Indonesia’s carbon tax scheme, which was set to go into force in July, could be postponed due to global economic volatility and to give authorities time to prepare, according to a government official.
Indonesia, the world’s largest thermal coal exporter and the 10th biggest carbon emitter in the world, had pledged to achieve net zero emissions by 2060. To attain this goal, the long-awaited carbon tax has been considered as a key tool and financial incentive to promote emission reduction.
Yet, the country announced the deferral of the tax in April due to Russia-Ukraine conflict and US Federal Reserve monetary policy changes which had put pressure on inflation in many countries around the world.

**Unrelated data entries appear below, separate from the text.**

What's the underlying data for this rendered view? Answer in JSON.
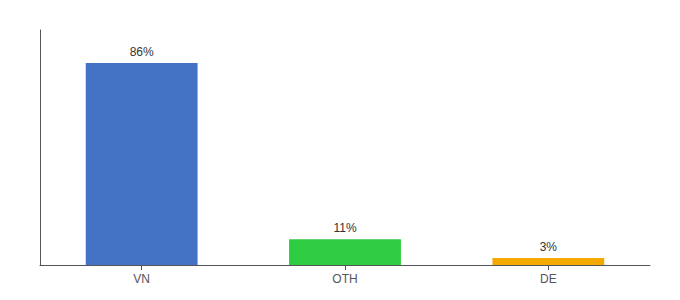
{
  "chart_data": {
    "type": "bar",
    "categories": [
      "VN",
      "OTH",
      "DE"
    ],
    "values": [
      86,
      11,
      3
    ],
    "colors": [
      "#4472c4",
      "#2ecc40",
      "#f4a800"
    ],
    "value_labels": [
      "86%",
      "11%",
      "3%"
    ],
    "data_labels": true,
    "ylim": [
      0,
      100
    ],
    "tick_labels": "x",
    "grid": false
  }
}
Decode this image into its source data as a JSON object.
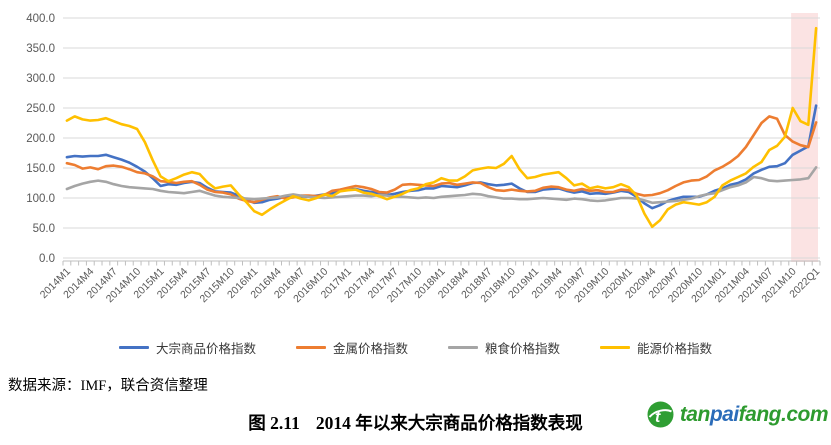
{
  "chart_data": {
    "type": "line",
    "title": "",
    "n_points": 97,
    "points_per_label": 3,
    "ylim": [
      0,
      400
    ],
    "grid": "horizontal",
    "legend_position": "bottom",
    "y_tick_labels": [
      "0.0",
      "50.0",
      "100.0",
      "150.0",
      "200.0",
      "250.0",
      "300.0",
      "350.0",
      "400.0"
    ],
    "x_tick_labels": [
      "2014M1",
      "2014M4",
      "2014M7",
      "2014M10",
      "2015M1",
      "2015M4",
      "2015M7",
      "2015M10",
      "2016M1",
      "2016M4",
      "2016M7",
      "2016M10",
      "2017M1",
      "2017M4",
      "2017M7",
      "2017M10",
      "2018M1",
      "2018M4",
      "2018M7",
      "2018M10",
      "2019M1",
      "2019M4",
      "2019M7",
      "2019M10",
      "2020M1",
      "2020M4",
      "2020M7",
      "2020M10",
      "2021M01",
      "2021M04",
      "2021M07",
      "2021M10",
      "2022Q1"
    ],
    "highlight_band": {
      "from_point": 92.8,
      "to_point": 96.8,
      "color": "#fbe3e3"
    },
    "axis_colors": {
      "gridline": "#d9d9d9",
      "axis_line": "#bfbfbf",
      "tick_label": "#595959"
    },
    "series": [
      {
        "id": "commodity",
        "name": "大宗商品价格指数",
        "color": "#4472C4",
        "values": [
          168,
          170,
          169,
          170,
          170,
          172,
          168,
          164,
          159,
          152,
          144,
          133,
          120,
          123,
          122,
          125,
          127,
          125,
          117,
          111,
          110,
          109,
          104,
          97,
          92,
          93,
          97,
          99,
          102,
          105,
          103,
          102,
          104,
          106,
          108,
          112,
          114,
          115,
          112,
          110,
          108,
          105,
          107,
          110,
          112,
          113,
          116,
          116,
          120,
          119,
          118,
          121,
          125,
          126,
          123,
          121,
          122,
          124,
          116,
          110,
          110,
          114,
          115,
          116,
          112,
          109,
          111,
          107,
          108,
          107,
          109,
          112,
          110,
          102,
          91,
          83,
          88,
          95,
          99,
          102,
          102,
          102,
          106,
          112,
          116,
          122,
          125,
          131,
          141,
          147,
          152,
          153,
          158,
          172,
          179,
          186,
          254
        ]
      },
      {
        "id": "metal",
        "name": "金属价格指数",
        "color": "#ED7D31",
        "values": [
          158,
          155,
          149,
          151,
          148,
          153,
          154,
          152,
          148,
          143,
          141,
          136,
          128,
          127,
          125,
          127,
          128,
          122,
          114,
          110,
          109,
          106,
          99,
          95,
          93,
          97,
          101,
          103,
          99,
          101,
          104,
          104,
          103,
          105,
          112,
          114,
          117,
          120,
          118,
          115,
          110,
          109,
          114,
          122,
          123,
          122,
          121,
          120,
          124,
          125,
          122,
          124,
          126,
          125,
          118,
          113,
          112,
          114,
          112,
          111,
          112,
          117,
          119,
          118,
          114,
          112,
          115,
          112,
          113,
          110,
          110,
          114,
          113,
          107,
          104,
          105,
          108,
          113,
          120,
          126,
          129,
          130,
          136,
          146,
          152,
          160,
          170,
          185,
          205,
          225,
          236,
          232,
          205,
          194,
          188,
          185,
          226
        ]
      },
      {
        "id": "food",
        "name": "粮食价格指数",
        "color": "#A5A5A5",
        "values": [
          115,
          120,
          124,
          127,
          129,
          127,
          123,
          120,
          118,
          117,
          116,
          115,
          112,
          110,
          109,
          108,
          110,
          112,
          108,
          104,
          102,
          101,
          100,
          99,
          98,
          99,
          100,
          101,
          104,
          106,
          104,
          102,
          101,
          100,
          101,
          102,
          103,
          104,
          104,
          103,
          105,
          104,
          102,
          102,
          101,
          100,
          101,
          100,
          102,
          103,
          104,
          105,
          107,
          106,
          103,
          101,
          99,
          99,
          98,
          98,
          99,
          100,
          99,
          98,
          97,
          99,
          98,
          96,
          95,
          96,
          98,
          100,
          100,
          99,
          96,
          92,
          93,
          94,
          95,
          97,
          99,
          103,
          106,
          108,
          113,
          118,
          121,
          126,
          135,
          133,
          129,
          128,
          129,
          130,
          131,
          133,
          151
        ]
      },
      {
        "id": "energy",
        "name": "能源价格指数",
        "color": "#FFC000",
        "values": [
          229,
          236,
          231,
          229,
          230,
          233,
          228,
          223,
          220,
          215,
          193,
          163,
          136,
          128,
          133,
          139,
          143,
          140,
          126,
          116,
          119,
          121,
          106,
          93,
          78,
          72,
          81,
          89,
          96,
          103,
          99,
          96,
          100,
          106,
          103,
          111,
          113,
          114,
          109,
          107,
          103,
          98,
          102,
          107,
          113,
          116,
          123,
          126,
          133,
          129,
          129,
          136,
          146,
          149,
          151,
          150,
          157,
          170,
          148,
          133,
          135,
          139,
          141,
          143,
          133,
          121,
          124,
          116,
          119,
          116,
          118,
          123,
          118,
          104,
          74,
          52,
          63,
          81,
          89,
          93,
          91,
          89,
          93,
          102,
          121,
          129,
          135,
          141,
          152,
          160,
          180,
          187,
          202,
          250,
          228,
          222,
          383
        ]
      }
    ]
  },
  "footer": {
    "source": "数据来源：IMF，联合资信整理",
    "caption_number": "图 2.11",
    "caption_text": "2014 年以来大宗商品价格指数表现"
  },
  "logo": {
    "icon": "tanpaifang-leaf-icon",
    "parts": [
      {
        "text": "tan",
        "color": "#2e9b2f"
      },
      {
        "text": "pai",
        "color": "#2b6cb9"
      },
      {
        "text": "fang.com",
        "color": "#2e9b2f"
      }
    ]
  }
}
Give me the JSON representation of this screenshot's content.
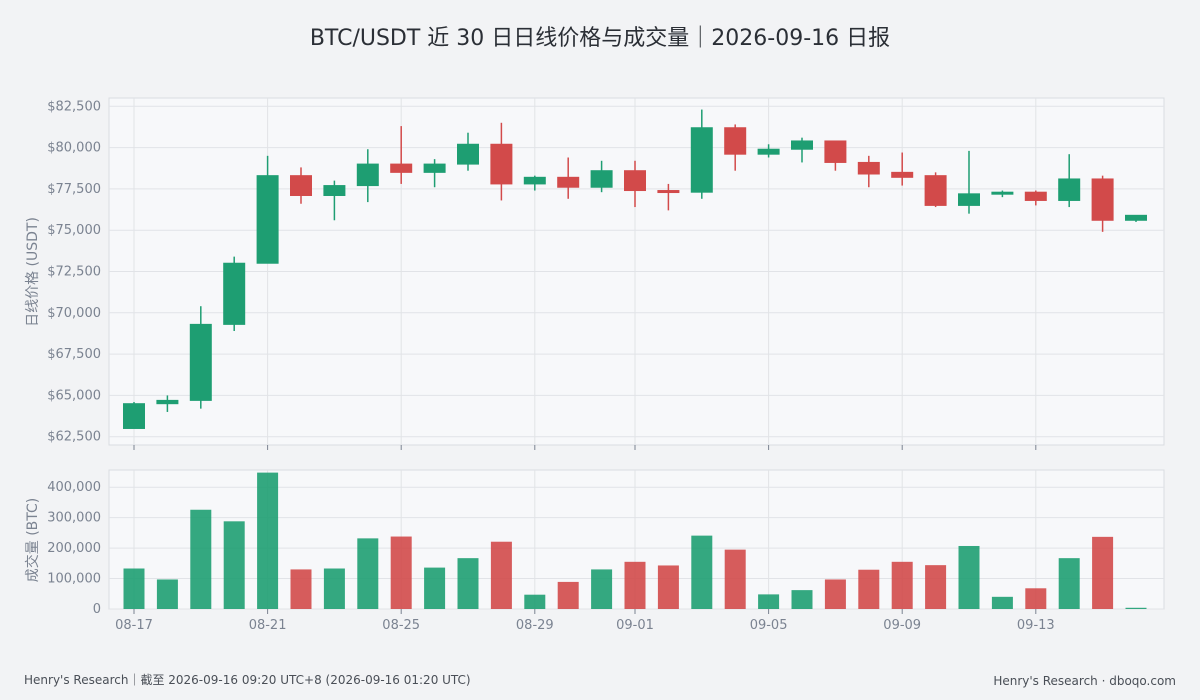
{
  "chart_data": {
    "type": "candlestick",
    "title": "BTC/USDT 近 30 日日线价格与成交量｜2026-09-16 日报",
    "price_panel": {
      "ylabel": "日线价格 (USDT)",
      "ylim": [
        62000,
        83000
      ],
      "yticks": [
        62500,
        65000,
        67500,
        70000,
        72500,
        75000,
        77500,
        80000,
        82500
      ],
      "ytick_labels": [
        "$62,500",
        "$65,000",
        "$67,500",
        "$70,000",
        "$72,500",
        "$75,000",
        "$77,500",
        "$80,000",
        "$82,500"
      ]
    },
    "volume_panel": {
      "ylabel": "成交量 (BTC)",
      "ylim": [
        0,
        450000
      ],
      "yticks": [
        0,
        100000,
        200000,
        300000,
        400000
      ],
      "ytick_labels": [
        "0",
        "100,000",
        "200,000",
        "300,000",
        "400,000"
      ]
    },
    "x_tick_labels": [
      {
        "index": 0,
        "label": "08-17"
      },
      {
        "index": 4,
        "label": "08-21"
      },
      {
        "index": 8,
        "label": "08-25"
      },
      {
        "index": 12,
        "label": "08-29"
      },
      {
        "index": 15,
        "label": "09-01"
      },
      {
        "index": 19,
        "label": "09-05"
      },
      {
        "index": 23,
        "label": "09-09"
      },
      {
        "index": 27,
        "label": "09-13"
      }
    ],
    "colors": {
      "up": "#1e9e72",
      "down": "#d24a4a"
    },
    "candles": [
      {
        "date": "08-17",
        "open": 63000,
        "high": 64600,
        "low": 63000,
        "close": 64500,
        "volume": 133000
      },
      {
        "date": "08-18",
        "open": 64500,
        "high": 65000,
        "low": 64000,
        "close": 64700,
        "volume": 97000
      },
      {
        "date": "08-19",
        "open": 64700,
        "high": 70400,
        "low": 64200,
        "close": 69300,
        "volume": 326000
      },
      {
        "date": "08-20",
        "open": 69300,
        "high": 73400,
        "low": 68900,
        "close": 73000,
        "volume": 288000
      },
      {
        "date": "08-21",
        "open": 73000,
        "high": 79500,
        "low": 73000,
        "close": 78300,
        "volume": 448000
      },
      {
        "date": "08-22",
        "open": 78300,
        "high": 78800,
        "low": 76600,
        "close": 77100,
        "volume": 130000
      },
      {
        "date": "08-23",
        "open": 77100,
        "high": 78000,
        "low": 75600,
        "close": 77700,
        "volume": 133000
      },
      {
        "date": "08-24",
        "open": 77700,
        "high": 79900,
        "low": 76700,
        "close": 79000,
        "volume": 232000
      },
      {
        "date": "08-25",
        "open": 79000,
        "high": 81300,
        "low": 77800,
        "close": 78500,
        "volume": 238000
      },
      {
        "date": "08-26",
        "open": 78500,
        "high": 79300,
        "low": 77600,
        "close": 79000,
        "volume": 136000
      },
      {
        "date": "08-27",
        "open": 79000,
        "high": 80900,
        "low": 78600,
        "close": 80200,
        "volume": 167000
      },
      {
        "date": "08-28",
        "open": 80200,
        "high": 81500,
        "low": 76800,
        "close": 77800,
        "volume": 221000
      },
      {
        "date": "08-29",
        "open": 77800,
        "high": 78300,
        "low": 77400,
        "close": 78200,
        "volume": 47000
      },
      {
        "date": "08-30",
        "open": 78200,
        "high": 79400,
        "low": 76900,
        "close": 77600,
        "volume": 89000
      },
      {
        "date": "08-31",
        "open": 77600,
        "high": 79200,
        "low": 77300,
        "close": 78600,
        "volume": 130000
      },
      {
        "date": "09-01",
        "open": 78600,
        "high": 79200,
        "low": 76400,
        "close": 77400,
        "volume": 155000
      },
      {
        "date": "09-02",
        "open": 77400,
        "high": 77800,
        "low": 76200,
        "close": 77300,
        "volume": 143000
      },
      {
        "date": "09-03",
        "open": 77300,
        "high": 82300,
        "low": 76900,
        "close": 81200,
        "volume": 241000
      },
      {
        "date": "09-04",
        "open": 81200,
        "high": 81400,
        "low": 78600,
        "close": 79600,
        "volume": 195000
      },
      {
        "date": "09-05",
        "open": 79600,
        "high": 80200,
        "low": 79400,
        "close": 79900,
        "volume": 48000
      },
      {
        "date": "09-06",
        "open": 79900,
        "high": 80600,
        "low": 79100,
        "close": 80400,
        "volume": 62000
      },
      {
        "date": "09-07",
        "open": 80400,
        "high": 80400,
        "low": 78600,
        "close": 79100,
        "volume": 97000
      },
      {
        "date": "09-08",
        "open": 79100,
        "high": 79500,
        "low": 77600,
        "close": 78400,
        "volume": 129000
      },
      {
        "date": "09-09",
        "open": 78500,
        "high": 79700,
        "low": 77700,
        "close": 78200,
        "volume": 155000
      },
      {
        "date": "09-10",
        "open": 78300,
        "high": 78500,
        "low": 76400,
        "close": 76500,
        "volume": 144000
      },
      {
        "date": "09-11",
        "open": 76500,
        "high": 79800,
        "low": 76000,
        "close": 77200,
        "volume": 207000
      },
      {
        "date": "09-12",
        "open": 77200,
        "high": 77400,
        "low": 77000,
        "close": 77300,
        "volume": 40000
      },
      {
        "date": "09-13",
        "open": 77300,
        "high": 77400,
        "low": 76500,
        "close": 76800,
        "volume": 68000
      },
      {
        "date": "09-14",
        "open": 76800,
        "high": 79600,
        "low": 76400,
        "close": 78100,
        "volume": 167000
      },
      {
        "date": "09-15",
        "open": 78100,
        "high": 78300,
        "low": 74900,
        "close": 75600,
        "volume": 237000
      },
      {
        "date": "09-16",
        "open": 75600,
        "high": 75900,
        "low": 75500,
        "close": 75900,
        "volume": 4000
      }
    ]
  },
  "footer": {
    "left": "Henry's Research｜截至 2026-09-16 09:20 UTC+8 (2026-09-16 01:20 UTC)",
    "right": "Henry's Research · dboqo.com"
  }
}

“Considering global economic conditions that have not been conducive, and we are also continuing to develop our carbon market plan,” said Febrio Kacaribu, “the government is considering revisiting the implementation of the carbon price this July.”
He noted that Indonesia, the 2022 G20 host country, will still start to charge a carbon tax on greenhouse gas emissions from coal-fired power plants this year, and that this will be highlighted as a strategic strategy at the summit.
CERAH, a local clean energy research tank, argued that the carbon price should be implemented as soon as possible to create revenue to finance green energy development.
By implementing a carbon tax, the state income can be diverted towards renewable energy which has been shown to stimulate economic recovery after the pandemic in other countries, said CERAH researcher Mahawira Dillon.
Environmentalists have also criticized Indonesian authorities for proposing a carbon tax at 30,000 rupiah (US$2.02) per tonne of carbon dioxide equivalent, claiming that the rate will be too low to discourage the use of coal for power generation.
According to government officials, the rate would be kept low at first due to worries about the cost of power but will be raised to reflect market rates for carbon if such trading is established.